Last weekend, he also had three academy products on the bench at Southend United in Sheron, Billy Crellin and Ryan Rydel.

However, Barton confirmed there has been a shift behind the scenes since his June arrival.

Technical director Gretar Steinsson, who is still at the club, has not worked with Barton on transfers this summer.

Speaking about Steinsson’s influence on transfers, he said: “I think the role has been adjusted.

“I don’t personally work with Gretar. He works in different aspects of the club, that has changed since I came in.

“If I had a technical director to work with – no problem.

“I am used to working with and delegating with many people in football but for me I just have a little bit more of a linear conversation with the chairman (Andy Pilley) and chief executive (Steve Curwood).
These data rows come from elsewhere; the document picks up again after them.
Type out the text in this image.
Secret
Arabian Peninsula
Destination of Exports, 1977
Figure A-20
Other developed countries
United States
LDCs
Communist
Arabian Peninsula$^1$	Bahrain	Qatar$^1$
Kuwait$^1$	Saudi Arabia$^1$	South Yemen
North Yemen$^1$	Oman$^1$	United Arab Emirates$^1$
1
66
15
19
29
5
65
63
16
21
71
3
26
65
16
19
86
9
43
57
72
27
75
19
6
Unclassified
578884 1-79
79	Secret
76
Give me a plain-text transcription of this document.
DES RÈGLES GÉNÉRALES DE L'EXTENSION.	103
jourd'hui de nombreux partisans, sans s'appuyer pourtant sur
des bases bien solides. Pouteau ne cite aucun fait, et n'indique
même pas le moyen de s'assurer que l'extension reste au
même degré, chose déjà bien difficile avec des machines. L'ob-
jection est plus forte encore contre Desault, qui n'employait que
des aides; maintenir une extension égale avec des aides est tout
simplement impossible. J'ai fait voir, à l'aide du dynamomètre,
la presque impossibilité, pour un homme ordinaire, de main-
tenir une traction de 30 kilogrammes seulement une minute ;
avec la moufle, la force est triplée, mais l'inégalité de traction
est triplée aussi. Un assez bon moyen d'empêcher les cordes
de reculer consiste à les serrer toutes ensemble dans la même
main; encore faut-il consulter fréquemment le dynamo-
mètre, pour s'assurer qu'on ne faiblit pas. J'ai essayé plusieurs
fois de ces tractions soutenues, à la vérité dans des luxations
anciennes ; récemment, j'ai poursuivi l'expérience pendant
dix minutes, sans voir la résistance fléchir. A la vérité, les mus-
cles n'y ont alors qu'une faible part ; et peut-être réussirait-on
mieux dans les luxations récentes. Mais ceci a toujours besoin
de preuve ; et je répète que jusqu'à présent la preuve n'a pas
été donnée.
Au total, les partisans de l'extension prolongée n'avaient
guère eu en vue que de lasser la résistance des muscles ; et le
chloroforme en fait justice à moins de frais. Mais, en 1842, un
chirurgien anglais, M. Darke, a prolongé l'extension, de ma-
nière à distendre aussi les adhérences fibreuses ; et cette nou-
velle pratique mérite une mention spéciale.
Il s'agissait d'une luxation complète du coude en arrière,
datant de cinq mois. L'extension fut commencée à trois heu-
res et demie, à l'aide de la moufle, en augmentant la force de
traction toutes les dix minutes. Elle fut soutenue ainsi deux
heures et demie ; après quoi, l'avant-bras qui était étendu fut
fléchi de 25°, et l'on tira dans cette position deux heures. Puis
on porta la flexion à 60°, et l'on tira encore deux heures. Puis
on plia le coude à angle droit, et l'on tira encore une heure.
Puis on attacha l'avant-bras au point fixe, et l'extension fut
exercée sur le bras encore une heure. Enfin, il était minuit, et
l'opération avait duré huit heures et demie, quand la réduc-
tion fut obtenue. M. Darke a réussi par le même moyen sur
“If I had £20-30m, even a couple of million to spend, it is different to working with loans, free transfers and lads that you have worked with.

“It is different for me because all of my career I have played in clubs and teams where, if you have an issue, you go out and spend a couple of million.

“At this level it is not the case and I don’t envisage that being the case; I don’t think in my tenure at Fleetwood we will go out and spend £10m on a player.

“At Fleetwood we don’t get the best in terms of loans either.

“We had good information before I joined about taking Reece James from Chelsea who has gone to Wigan.

“Obviously you register your interest, we can’t pay 18, 19, 20 grand a week for a loan. The Championship clubs are always going to get them.

“You are now shopping in a different shop. You are not in Tom Ford or Chanel, you are in a slightly different shop.

“Not quite Primark but certainly not in Tom Ford or Chanel wherever the top women’s boutiques are these days. You have to adjust to that.”